現時点でユーザーができる対策としては以下が挙げられる。

  • macOSとアプリを常に最新状態に保つ
  • 見覚えのないメール添付ファイルや、急ぎの依頼を装ったリンクを安易に開かない
  • App Store外からのアプリインストール時は出所を慎重に確認する
  • 開発者の場合は、外部から受け取ったスクリプトやコードを実行する前に内容を精査する習慣を徹底する

日本市場での注目点

日本国内でもMacは法人・個人を問わず広く普及しており、特にソフトウェア開発者やクリエイター層への影響が懸念される。今回の攻撃は開発者を入口にしてエンドユーザーまで被害が波及する「サプライチェーン型」の手口であり、使っているアプリが安全かどうかを自分だけでは判断しづらい点が厄介だ。

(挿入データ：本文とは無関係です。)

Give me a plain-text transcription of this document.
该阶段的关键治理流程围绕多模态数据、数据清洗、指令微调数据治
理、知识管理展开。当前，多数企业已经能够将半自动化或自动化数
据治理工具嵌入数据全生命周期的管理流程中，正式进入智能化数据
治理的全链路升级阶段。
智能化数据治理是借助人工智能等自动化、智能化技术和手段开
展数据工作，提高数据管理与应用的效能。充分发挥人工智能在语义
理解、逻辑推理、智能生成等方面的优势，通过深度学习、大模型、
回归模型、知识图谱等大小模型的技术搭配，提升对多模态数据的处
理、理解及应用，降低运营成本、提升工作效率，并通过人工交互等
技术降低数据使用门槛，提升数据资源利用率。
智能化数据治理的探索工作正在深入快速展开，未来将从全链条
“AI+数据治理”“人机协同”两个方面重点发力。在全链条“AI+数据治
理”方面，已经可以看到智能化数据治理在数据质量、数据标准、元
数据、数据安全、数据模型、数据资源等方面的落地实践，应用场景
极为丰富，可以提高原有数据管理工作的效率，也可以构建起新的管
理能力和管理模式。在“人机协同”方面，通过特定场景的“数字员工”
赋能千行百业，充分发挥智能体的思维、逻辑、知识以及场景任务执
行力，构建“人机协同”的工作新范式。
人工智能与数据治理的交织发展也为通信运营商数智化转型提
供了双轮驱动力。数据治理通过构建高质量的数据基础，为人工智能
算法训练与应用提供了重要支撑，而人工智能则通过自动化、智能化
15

Appleの公式セキュリティアップデートページ(support.apple.com/ja-jp/security)を定期的に確認し、リリースされた修正が出次第すみやかに適用することを強く推奨する。企業のIT管理者はMDMを通じたアップデート強制適用の体制を改めて確認しておきたい。

筆者の見解

Appleの「ウォールドガーデン」は長年、Windowsに対するセキュリティ優位性の象徴として語られてきた。しかし今回の手口が示すのは、「認証の仕組み自体が完璧であっても、その発行元である人間(開発者)を攻撃すれば迂回できる」という冷静な事実だ。これはAppleに限った問題ではなく、あらゆる信頼チェーンに内在する構造的な脆弱性でもある。

Gatekeeperのような技術的防壁は必要条件ではあっても十分条件ではない。「仕組みを禁止で守る」アプローチには必ず人間的な抜け道が生まれる。重要なのは、信頼チェーンのどこにリスクがあるかを理解した上で、開発者教育・MDM管理・アップデートの即時適用といった多層的な対策を組み合わせることだ。

Appleが迅速にホットフィックスを展開することを期待したいが、それを待つ間にも開発者コミュニティ全体でソーシャルエンジニアリングへの警戒意識を高めることが、現状での最も有効な防衛線になる。


出典: この記事は 100 million Mac users at risk: Hackers are hijacking ‘verified’ apps to sneak past your Mac’s security の内容をもとに、筆者の見解を加えて独自に執筆したものです。